Ramping up its ethanol production, Balrampur Chini Mills Ltd expects close to 30 per cent of its revenues to come from the distillery business over the next three years.
Currently, distillery business accounts for some 14 per cent of the company’s total turnover, which was ₹4,812 crore in 2020-21.
The company invested close to ₹200 crore in January last year to scale up its distillery business. It is set to invest another ₹400 crore during the current fiscal to enhance its distillery capacity from 520 KLPD (kilo litre per day) to 840 KLPD by adding another 320 KLPD at Maizapur in Uttar Pradesh. This should become operational in the 2022-23 (December-November) ethanol season.
The investment would be partly funded through low cost debt and partly through internal accruals.
The move would help moderate its revenue mix away from sugar and de-risk the company. Besides, the investment made (in enhancing ethanol production) would generate “handsome returns with an attractive payback”, Vivek Saraogi, MD, Balrampur Chini, said in the company’s latest annual report (2021).
The company would look to bring down its sugar production by around 20 per cent in exchange for increased ethanol output.
“The company has resolved to build a resilient business model independent of subsidies and prepare for a scenario post-2023 when there will be no export assistance from Government of India.
“As a first step towards that reality, the company intends to sacrifice around 20 per cent of its sugar production in exchange for increased ethanol output. We believe that the moderation of our sugar output will make the company less dependent on the need to export or seek related government subsidy support,” Saraogi said in the report. The company’s expansion of 320 KLPD at Maizapur would help transform its economies of scale and flexibility once commissioned. The unit would be so designed to accommodate diverse feedstock, enhancing capacity utilisation.
While on the one hand, it would consume surplus grain of diverse kinds, available in proximity in abundance, enhancing capacity utilisation; on the other, it would strategically restructure operations at the unit by consciously “sacrificing” the entire sugar production in favour of ethanol (from sugarcane juice).
“The combination of these two initiatives is expected to enhance capacity utilisation on the one hand and strengthen the amortisation of fixed costs on the other,” the report said.
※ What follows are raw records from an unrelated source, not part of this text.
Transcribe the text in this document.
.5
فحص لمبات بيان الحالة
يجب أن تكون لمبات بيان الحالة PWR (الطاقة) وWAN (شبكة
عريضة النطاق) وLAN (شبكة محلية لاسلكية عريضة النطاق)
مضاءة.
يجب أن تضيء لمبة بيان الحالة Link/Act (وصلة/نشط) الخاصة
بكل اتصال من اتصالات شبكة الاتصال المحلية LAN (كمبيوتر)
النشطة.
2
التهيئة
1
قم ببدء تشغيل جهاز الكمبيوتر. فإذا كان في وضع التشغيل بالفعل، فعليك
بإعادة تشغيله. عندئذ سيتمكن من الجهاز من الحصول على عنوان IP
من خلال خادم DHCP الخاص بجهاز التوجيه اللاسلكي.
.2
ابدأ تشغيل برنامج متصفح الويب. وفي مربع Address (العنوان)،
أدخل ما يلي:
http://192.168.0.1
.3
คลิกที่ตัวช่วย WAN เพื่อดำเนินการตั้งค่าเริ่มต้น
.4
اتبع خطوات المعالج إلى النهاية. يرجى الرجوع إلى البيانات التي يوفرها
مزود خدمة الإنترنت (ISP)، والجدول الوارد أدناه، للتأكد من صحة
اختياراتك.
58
By the virtue of an investment in incinerator boilers and zero liquid discharge systems, the greenfield plant would be statutorily permitted to operate for 350 days and should be able to produce close to 11 crore litres of ethanol in a normal year’s operations.
Following the commissioning of the unit, the capital cost per litre for the consolidated 840 KLPD post expansion blended capacity is expected to decline from Rs 1.2 crore per KLPD to less than Rs one crore per KLPD at a time when the prevailing cost of greenfield capacity creation is around Rs 1.35-1.40 crore per KLPD. This cost-effective capacity accretion is likely to make the expansion profitable from the first year of its commissioning, shrinking payback, it said.
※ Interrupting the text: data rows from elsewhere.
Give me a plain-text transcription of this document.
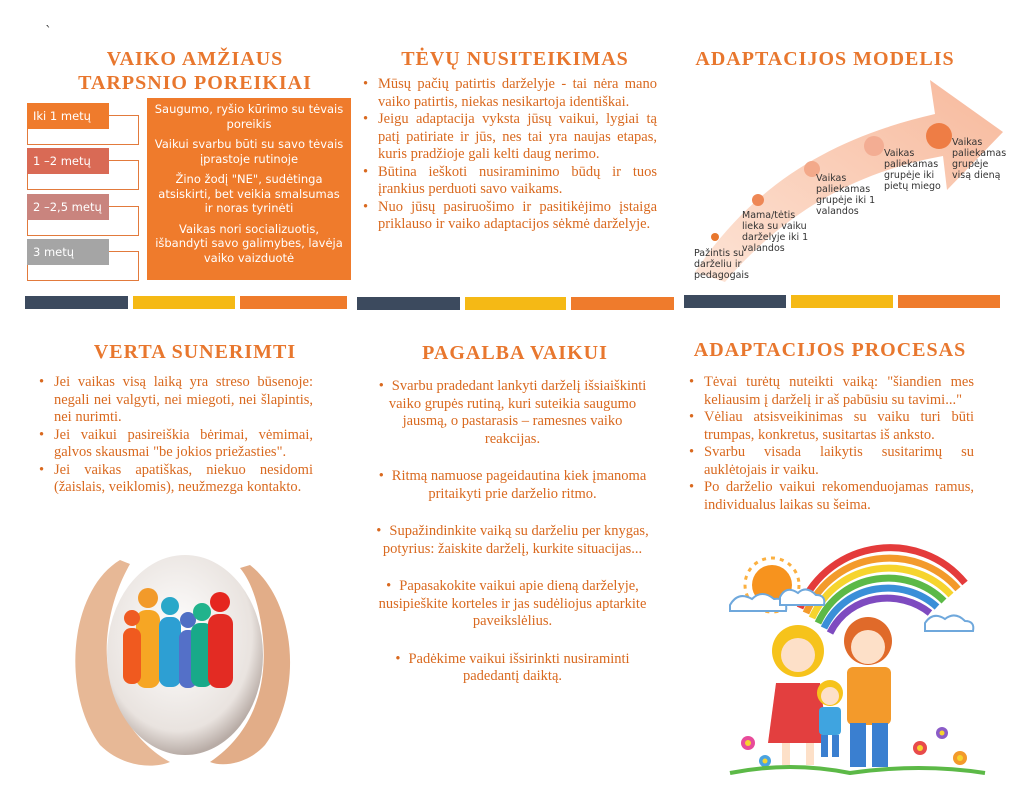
`
VAIKO AMŽIAUS
TARPSNIO POREIKIAI
Iki 1 metų
1 –2 metų
2 –2,5 metų
3 metų
Saugumo, ryšio kūrimo su tėvais poreikis
Vaikui svarbu būti su savo tėvais įprastoje rutinoje
Žino žodį "NE", sudėtinga atsiskirti, bet veikia smalsumas ir noras tyrinėti
Vaikas nori socializuotis, išbandyti savo galimybes, lavėja vaiko vaizduotė
TĖVŲ NUSITEIKIMAS
• Mūsų pačių patirtis darželyje - tai nėra mano vaiko patirtis, niekas nesikartoja identiškai.
• Jeigu adaptacija vyksta jūsų vaikui, lygiai tą patį patiriate ir jūs, nes tai yra naujas etapas, kuris pradžioje gali kelti daug nerimo.
• Būtina ieškoti nusiraminimo būdų ir tuos įrankius perduoti savo vaikams.
• Nuo jūsų pasiruošimo ir pasitikėjimo įstaiga priklauso ir vaiko adaptacijos sėkmė darželyje.
ADAPTACIJOS MODELIS
Pažintis su darželiu ir pedagogais
Mama/tėtis lieka su vaiku darželyje iki 1 valandos
Vaikas paliekamas grupėje iki 1 valandos
Vaikas paliekamas grupėje iki pietų miego
Vaikas paliekamas grupėje visą dieną
VERTA SUNERIMTI
• Jei vaikas visą laiką yra streso būsenoje: negali nei valgyti, nei miegoti, nei šlapintis, nei nurimti.
• Jei vaikui pasireiškia bėrimai, vėmimai, galvos skausmai "be jokios priežasties".
• Jei vaikas apatiškas, niekuo nesidomi (žaislais, veiklomis), neužmezga kontakto.
PAGALBA VAIKUI
• Svarbu pradedant lankyti darželį išsiaiškinti vaiko grupės rutiną, kuri suteikia saugumo jausmą, o pastarasis – ramesnes vaiko reakcijas.
• Ritmą namuose pageidautina kiek įmanoma pritaikyti prie darželio ritmo.
• Supažindinkite vaiką su darželiu per knygas, potyrius: žaiskite darželį, kurkite situacijas...
• Papasakokite vaikui apie dieną darželyje, nusipieškite korteles ir jas sudėliojus aptarkite paveikslėlius.
• Padėkime vaikui išsirinkti nusiraminti padedantį daiktą.
ADAPTACIJOS PROCESAS
• Tėvai turėtų nuteikti vaiką: "šiandien mes keliausim į darželį ir aš pabūsiu su tavimi..."
• Vėliau atsisveikinimas su vaiku turi būti trumpas, konkretus, susitartas iš anksto.
• Svarbu visada laikytis susitarimų su auklėtojais ir vaiku.
• Po darželio vaikui rekomenduojamas ramus, individualus laikas su šeima.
The company’s revenues from distillery operations, which stood at around ₹549 crore in 2019-20 increased to ₹826 crore in FY21. Profit from distillery operations increased by nearly 31 per cent from ₹261 crore in FY20 to ₹341 crore in FY21.
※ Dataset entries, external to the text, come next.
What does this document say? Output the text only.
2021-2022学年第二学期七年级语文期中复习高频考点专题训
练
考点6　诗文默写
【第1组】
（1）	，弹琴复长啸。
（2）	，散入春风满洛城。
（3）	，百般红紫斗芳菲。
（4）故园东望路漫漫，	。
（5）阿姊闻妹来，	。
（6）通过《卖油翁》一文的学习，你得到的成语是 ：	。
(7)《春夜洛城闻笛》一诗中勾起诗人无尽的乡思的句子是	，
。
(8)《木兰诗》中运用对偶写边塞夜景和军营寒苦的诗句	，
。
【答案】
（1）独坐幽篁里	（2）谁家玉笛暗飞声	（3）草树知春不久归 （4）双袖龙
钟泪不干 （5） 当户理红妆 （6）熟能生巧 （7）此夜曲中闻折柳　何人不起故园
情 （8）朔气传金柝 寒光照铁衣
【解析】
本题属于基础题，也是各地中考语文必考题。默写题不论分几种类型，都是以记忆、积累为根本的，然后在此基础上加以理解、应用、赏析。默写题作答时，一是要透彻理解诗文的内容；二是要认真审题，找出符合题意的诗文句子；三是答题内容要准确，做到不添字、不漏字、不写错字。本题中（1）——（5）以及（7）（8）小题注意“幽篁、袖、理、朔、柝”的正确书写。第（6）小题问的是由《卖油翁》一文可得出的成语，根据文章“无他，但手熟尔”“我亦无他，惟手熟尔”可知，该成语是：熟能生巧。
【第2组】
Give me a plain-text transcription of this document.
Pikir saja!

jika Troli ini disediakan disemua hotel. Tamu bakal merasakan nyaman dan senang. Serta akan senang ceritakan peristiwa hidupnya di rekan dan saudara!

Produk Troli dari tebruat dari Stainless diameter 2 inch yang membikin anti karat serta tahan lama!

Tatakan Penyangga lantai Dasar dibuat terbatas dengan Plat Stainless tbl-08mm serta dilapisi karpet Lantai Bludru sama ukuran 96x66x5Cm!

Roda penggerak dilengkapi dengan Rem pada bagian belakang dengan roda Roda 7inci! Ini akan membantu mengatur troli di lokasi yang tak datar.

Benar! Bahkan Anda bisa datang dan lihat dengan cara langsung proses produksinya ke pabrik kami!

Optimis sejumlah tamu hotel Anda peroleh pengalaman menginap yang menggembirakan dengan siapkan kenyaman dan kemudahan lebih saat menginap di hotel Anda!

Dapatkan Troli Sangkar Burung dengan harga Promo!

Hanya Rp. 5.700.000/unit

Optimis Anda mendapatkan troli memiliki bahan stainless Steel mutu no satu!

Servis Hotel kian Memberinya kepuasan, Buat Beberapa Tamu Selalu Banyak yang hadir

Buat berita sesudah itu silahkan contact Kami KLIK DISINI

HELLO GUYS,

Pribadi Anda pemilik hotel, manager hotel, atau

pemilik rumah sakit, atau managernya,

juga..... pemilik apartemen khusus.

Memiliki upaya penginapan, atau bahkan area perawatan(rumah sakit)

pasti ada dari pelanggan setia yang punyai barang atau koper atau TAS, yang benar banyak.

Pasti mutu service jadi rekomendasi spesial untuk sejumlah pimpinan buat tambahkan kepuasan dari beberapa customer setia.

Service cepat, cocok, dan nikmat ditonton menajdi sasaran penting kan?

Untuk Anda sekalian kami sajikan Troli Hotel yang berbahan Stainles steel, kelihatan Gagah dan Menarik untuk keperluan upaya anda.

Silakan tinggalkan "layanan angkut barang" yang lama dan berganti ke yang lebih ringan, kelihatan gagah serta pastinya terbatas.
At 20 per cent blending of ethanol, the national ethanol demand is likely to be 1,000 crore litres against a prevailing national distillery capacity of 426 crore litres in FY21. At a 10 per cent blending rate, the ethanol demand is estimated at about 457 crore litres per annum. “We believe that by enhancing our ethanol capacity, we are not just building a larger company but also a more profitable one. This enhanced profitability will manifest in higher revenues, optimum cost absorption and a leaner balance sheet,” the report said.